Each student is required to post his or her ideas and comments written in response to the assigned materials on the class NoteBoard (online discussion group). Each student is required to post a minimum of one original written comment about at least one of the assigned materials on the NoteBoard no later than 11:59 PM on the Sunday before the class session for which the material was assigned and a minimum of one response to someone else's comment on the NoteBoard no later than 11:59 PM on the Monday before the class session for which the material was assigned. Students are encouraged, but not required, to post more than the required two weekly posts. LATE POSTINGS WILL NOT BE COUNTED TOWARD THE GRADE.
No specific length is required for each posting, but a general guideline is that your original posting should be at least about 150-350 words long (feel free to write more!), and your response posting should be at least about 50-250 words long.

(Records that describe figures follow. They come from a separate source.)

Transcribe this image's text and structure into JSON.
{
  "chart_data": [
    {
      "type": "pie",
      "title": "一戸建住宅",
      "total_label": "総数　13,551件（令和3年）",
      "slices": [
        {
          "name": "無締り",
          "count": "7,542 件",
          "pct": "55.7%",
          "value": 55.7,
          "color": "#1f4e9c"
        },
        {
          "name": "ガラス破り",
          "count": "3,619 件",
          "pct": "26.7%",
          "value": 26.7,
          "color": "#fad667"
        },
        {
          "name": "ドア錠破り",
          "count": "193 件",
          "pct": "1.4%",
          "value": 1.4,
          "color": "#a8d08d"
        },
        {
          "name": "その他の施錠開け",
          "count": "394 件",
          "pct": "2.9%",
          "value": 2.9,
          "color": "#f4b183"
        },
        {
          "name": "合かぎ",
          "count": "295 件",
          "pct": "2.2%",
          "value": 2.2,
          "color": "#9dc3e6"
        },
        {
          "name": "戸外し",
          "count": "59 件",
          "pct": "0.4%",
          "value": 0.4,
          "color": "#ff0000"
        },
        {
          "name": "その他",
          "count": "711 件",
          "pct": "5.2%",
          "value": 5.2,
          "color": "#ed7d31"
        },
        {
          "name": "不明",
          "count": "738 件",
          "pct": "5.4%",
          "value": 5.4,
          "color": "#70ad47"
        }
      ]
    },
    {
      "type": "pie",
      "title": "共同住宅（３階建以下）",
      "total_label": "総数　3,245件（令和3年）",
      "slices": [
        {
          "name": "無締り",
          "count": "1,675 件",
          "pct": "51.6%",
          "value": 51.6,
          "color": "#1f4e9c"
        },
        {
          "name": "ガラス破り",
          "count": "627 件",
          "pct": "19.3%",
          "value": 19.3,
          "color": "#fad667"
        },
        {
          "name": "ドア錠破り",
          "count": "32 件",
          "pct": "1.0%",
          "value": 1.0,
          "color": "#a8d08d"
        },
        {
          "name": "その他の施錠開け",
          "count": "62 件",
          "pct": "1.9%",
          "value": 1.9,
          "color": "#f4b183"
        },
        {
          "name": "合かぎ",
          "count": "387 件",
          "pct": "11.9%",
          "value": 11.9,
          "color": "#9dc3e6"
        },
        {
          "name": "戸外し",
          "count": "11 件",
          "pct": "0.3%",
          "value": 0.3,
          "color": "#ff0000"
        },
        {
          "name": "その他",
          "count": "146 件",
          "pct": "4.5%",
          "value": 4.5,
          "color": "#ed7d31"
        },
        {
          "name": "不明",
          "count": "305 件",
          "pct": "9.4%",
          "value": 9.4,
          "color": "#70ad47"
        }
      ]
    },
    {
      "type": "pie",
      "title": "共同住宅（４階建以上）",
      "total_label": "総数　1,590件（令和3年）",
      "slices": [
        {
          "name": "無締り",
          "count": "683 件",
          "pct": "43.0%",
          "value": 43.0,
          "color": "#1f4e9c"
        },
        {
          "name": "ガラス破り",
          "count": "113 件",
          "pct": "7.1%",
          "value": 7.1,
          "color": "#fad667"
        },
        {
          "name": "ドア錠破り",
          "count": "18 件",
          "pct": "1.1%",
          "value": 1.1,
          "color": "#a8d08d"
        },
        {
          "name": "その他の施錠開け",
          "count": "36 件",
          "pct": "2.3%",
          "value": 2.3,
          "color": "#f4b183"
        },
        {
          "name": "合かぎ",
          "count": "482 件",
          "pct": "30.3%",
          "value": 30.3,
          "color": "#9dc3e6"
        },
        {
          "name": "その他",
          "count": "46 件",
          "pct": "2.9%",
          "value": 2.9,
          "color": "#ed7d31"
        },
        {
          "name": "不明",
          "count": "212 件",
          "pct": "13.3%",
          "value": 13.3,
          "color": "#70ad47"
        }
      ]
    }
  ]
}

See the professor's example original posting (323 words) and example response posting (227 words) to get an example of length and content.
Grading will be equally balanced between class attendance and NoteBoard postings. (Attendance has a 50% effect on the grade, and NoteBoard postings have a 50% effect.) Grading will be done as objectively as possible according to a straight scale: 90-100%=A, 80-89%=B, 70-79%=C, 60-69%=D, and 0-59%=F. Grade modifications with +/- signs will be used only in rare cases.
So, the minimum needed to obtain an A is: attend at least 9 of the 10 class sessions (for at least 45 of the 50 minutes) and submit at least 18 on-time NoteBoard postings (at least 2 per week in at least 9 of the 10 weeks). A slightly more complex example: A student misses two class sessions, but does all of the required postings, thus getting 80% for attendance but 100% for NoteBoard postings, for a final grade of 90%=A. A still more complex example: A student shows up for 9 of the 10 classes but comes to class more than 5 minutes late 2 of those 9 times, thus getting a total attendance grade of 70%, and posts 2 comments in each of 7 weeks, only 1 comment in 1 of the weeks, and tries to make up for a lazy drunken week in the middle of the quarter by posting extras in the last week of class (which don't count at all toward the grade), for a total NoteBoard grade of 75%; this is not exemplary "excellent" work, and should probably even be considered "below average" for such an easy class, but it has an objective score of 72.5%=C.
Regarding academic integrity: All written work submitted for this class must be your own. Allowing someone else to do your work for you or plagiarizing the work of others is in direct violation of the UCI Academic Senate Policies on Academic Honesty. In instances where it is appropriate to quote the speech or writing of others, you should make clear what words are not your own and should give credit to the original author of those words and should, if possible, cite the source where you obtained the quote.
This page was last modified on November 29, 2006.